Access, wilderness, habitat, and set-asides subcommittee
According to meeting notes, the access subcommittee could not agree on a list of revisions from Harney County at its April 30 meeting and decided to bring them before the June 4 meeting of the full council.
The subcommittee will meet one more time before the full meeting and hopes to have a completed draft ahead of time.
Rep. Mark Owens, R-Crane, said the group has about 70-80% of what they need to present to the full council.
“We’re trying to create something from whole cloth and trying to bring a diverse set of stakeholders along,” Owens told the Eagle. “I think we’ll get there. We need to let the process play out a little bit.”
Owens said the list of desired conditions is a “work in progress.”
Carl Scheeler, manager of the Wildlife Program for the Confederated Tribes of Umatilla Indian Reservation, told the group this is the first time that access would be a desired condition. According to the meeting notes, the group stated in the document that it would not be recommending additional set-asides.

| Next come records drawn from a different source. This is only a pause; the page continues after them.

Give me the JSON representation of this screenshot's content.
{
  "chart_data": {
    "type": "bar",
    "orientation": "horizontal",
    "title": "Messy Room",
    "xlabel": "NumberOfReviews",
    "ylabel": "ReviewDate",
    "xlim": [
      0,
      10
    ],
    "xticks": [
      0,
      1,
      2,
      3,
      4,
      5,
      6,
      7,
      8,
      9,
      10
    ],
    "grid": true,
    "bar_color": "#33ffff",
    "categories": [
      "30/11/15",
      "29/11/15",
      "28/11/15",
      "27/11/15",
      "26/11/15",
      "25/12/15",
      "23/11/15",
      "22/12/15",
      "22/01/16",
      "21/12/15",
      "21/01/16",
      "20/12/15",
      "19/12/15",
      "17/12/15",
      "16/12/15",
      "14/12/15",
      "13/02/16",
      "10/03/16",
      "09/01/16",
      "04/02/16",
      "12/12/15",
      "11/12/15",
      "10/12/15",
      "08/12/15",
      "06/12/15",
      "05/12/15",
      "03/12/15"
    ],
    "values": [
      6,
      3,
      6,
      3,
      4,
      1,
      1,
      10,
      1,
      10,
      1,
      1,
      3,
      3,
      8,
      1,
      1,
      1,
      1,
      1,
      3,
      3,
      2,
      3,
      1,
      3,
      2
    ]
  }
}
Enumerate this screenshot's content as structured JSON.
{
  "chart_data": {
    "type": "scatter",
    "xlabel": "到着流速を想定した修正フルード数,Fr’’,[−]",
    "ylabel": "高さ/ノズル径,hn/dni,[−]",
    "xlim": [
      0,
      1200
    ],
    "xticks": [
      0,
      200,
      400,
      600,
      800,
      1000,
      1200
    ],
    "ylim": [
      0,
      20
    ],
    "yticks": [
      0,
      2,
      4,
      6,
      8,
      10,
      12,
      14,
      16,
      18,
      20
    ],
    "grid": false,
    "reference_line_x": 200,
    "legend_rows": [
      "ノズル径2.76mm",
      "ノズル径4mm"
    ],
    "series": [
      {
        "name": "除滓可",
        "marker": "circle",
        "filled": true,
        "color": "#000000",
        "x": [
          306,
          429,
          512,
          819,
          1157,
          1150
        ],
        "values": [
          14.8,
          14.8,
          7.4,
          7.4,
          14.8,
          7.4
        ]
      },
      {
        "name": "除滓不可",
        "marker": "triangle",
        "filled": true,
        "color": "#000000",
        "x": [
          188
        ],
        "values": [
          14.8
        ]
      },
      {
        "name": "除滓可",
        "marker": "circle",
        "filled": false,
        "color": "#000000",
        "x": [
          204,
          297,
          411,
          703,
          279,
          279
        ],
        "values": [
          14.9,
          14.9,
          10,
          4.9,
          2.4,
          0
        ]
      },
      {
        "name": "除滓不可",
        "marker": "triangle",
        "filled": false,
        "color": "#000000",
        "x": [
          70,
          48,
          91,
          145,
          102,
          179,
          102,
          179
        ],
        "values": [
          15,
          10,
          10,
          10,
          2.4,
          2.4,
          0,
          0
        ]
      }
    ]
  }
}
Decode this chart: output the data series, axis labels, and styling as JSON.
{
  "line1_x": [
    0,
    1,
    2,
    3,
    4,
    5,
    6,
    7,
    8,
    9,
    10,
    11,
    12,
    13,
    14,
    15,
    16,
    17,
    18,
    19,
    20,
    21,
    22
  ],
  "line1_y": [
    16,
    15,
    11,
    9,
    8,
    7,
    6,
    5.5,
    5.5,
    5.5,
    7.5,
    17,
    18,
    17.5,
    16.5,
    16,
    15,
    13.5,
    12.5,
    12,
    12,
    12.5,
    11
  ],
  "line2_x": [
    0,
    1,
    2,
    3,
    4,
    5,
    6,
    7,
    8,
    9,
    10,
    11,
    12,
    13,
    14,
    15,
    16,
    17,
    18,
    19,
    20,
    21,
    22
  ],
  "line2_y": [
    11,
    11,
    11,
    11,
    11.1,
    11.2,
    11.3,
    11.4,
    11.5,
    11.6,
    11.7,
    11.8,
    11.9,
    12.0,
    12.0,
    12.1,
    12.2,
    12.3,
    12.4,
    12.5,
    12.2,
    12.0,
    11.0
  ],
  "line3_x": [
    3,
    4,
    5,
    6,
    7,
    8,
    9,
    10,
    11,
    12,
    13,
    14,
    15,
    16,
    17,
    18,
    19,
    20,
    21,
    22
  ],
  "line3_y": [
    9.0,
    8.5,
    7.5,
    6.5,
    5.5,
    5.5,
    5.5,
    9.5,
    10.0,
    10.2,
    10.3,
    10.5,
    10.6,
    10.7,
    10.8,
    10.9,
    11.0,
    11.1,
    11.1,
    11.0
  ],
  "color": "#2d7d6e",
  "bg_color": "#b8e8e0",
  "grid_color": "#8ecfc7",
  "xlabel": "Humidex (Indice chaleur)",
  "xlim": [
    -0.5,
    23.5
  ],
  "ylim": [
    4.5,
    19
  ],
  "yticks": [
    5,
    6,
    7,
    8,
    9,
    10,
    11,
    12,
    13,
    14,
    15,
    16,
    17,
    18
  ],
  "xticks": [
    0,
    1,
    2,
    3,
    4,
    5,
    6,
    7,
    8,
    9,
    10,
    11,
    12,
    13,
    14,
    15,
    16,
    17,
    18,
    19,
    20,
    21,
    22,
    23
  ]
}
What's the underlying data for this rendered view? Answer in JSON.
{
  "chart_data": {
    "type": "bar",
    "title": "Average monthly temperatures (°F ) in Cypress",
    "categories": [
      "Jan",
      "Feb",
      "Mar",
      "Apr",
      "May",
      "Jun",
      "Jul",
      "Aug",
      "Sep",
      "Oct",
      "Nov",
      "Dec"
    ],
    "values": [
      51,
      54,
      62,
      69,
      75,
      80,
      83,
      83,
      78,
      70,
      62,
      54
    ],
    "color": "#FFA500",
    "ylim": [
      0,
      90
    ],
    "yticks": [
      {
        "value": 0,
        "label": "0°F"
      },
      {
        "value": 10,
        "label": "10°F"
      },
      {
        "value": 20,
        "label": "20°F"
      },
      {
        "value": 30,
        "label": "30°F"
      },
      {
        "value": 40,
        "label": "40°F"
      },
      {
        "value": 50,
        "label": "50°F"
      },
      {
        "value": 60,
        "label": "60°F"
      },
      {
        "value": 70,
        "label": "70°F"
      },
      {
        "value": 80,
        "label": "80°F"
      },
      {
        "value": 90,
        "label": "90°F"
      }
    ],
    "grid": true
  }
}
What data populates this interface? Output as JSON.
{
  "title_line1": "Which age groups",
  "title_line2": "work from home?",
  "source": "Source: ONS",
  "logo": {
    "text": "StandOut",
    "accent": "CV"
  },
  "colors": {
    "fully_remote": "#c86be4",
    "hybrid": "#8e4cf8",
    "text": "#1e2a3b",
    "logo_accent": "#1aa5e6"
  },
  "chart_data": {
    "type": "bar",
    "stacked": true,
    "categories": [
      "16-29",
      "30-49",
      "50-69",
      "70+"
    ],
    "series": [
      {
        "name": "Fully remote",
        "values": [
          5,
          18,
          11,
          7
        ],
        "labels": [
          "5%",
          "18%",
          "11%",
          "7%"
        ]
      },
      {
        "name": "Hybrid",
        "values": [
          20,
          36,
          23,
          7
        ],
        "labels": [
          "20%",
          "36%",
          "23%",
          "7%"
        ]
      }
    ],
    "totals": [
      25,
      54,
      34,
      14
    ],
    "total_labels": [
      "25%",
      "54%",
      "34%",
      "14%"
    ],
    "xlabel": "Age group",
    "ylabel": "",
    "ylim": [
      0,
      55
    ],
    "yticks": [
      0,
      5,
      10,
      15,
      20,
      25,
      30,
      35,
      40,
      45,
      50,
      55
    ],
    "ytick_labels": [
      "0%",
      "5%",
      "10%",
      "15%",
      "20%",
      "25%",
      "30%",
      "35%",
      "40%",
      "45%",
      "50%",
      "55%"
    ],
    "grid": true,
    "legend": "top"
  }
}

According to the notes, the group reiterated that the forest plan does not designate motorized usage on forest roads. Instead, those provisions come from the travel management plan, and that other parts of the document would be better for those concerns.
Forest health
Grant County Commissioner Sam Palmer, a member of the forest health subcommittee, presented the group’s final draft version of its desired conditions at the council meeting on April 30.
The group’s desired conditions touched on using timber removal, where appropriate, as a resource management tool in areas deemed not suitable for timber production. According to the notes, removing timber should be a “byproduct of restoration actions.”
The group also suggested timber salvage in areas of catastrophic wildfire and that timely post-fire treatments could mitigate hazards, along with prescribed fires, fuel reduction treatments such as mechanical treatments and other fuel reduction methods.
Howard Teasley of the Nez Perce Tribe made comments on the document, according to the meeting notes. Overall, the notes read, the conditions fit within the general parameters of the tribe. However, Teasley told the group he would need to get the document approved by tribal leadership. According to the notes, the general BIC meeting’s purpose is to identify “red flags.”
Socioeconomic subcommittee
The committee is tracking data and reviewing how forest plans impact economic conditions. The group hopes to have a finalized data table to present to a general meeting of the BIC by the end of June.
What is next?
Trulock said the Forest Service would begin putting together a team to synthesize the science with the desired conditions.
“That will be working simultaneously as we move the NEPA process forward,” he said.
Owens said the group could spend time in the field looking at projects, according to the notes.
The BIC Steering Committee will develop what the next steps should be.
Continuing to build relationships
Scheeler said it is essential that the BIC continue building the relationships between federal and local governments and those between the tribes’ counties as the plan develops.
Scheeler said his biggest takeaway so far in working with the BIC is the common ground the group has found.
“When you put people with differing views in the same room and allow them to talk to one another that you can come to some common agreements,” he said. “It’s easier to vilify different issues, ideas and individuals when you don’t know them and haven’t sat down and spoken with them directly.”
“There is going to be a much higher level of understanding of what the issues are and what the communities need.”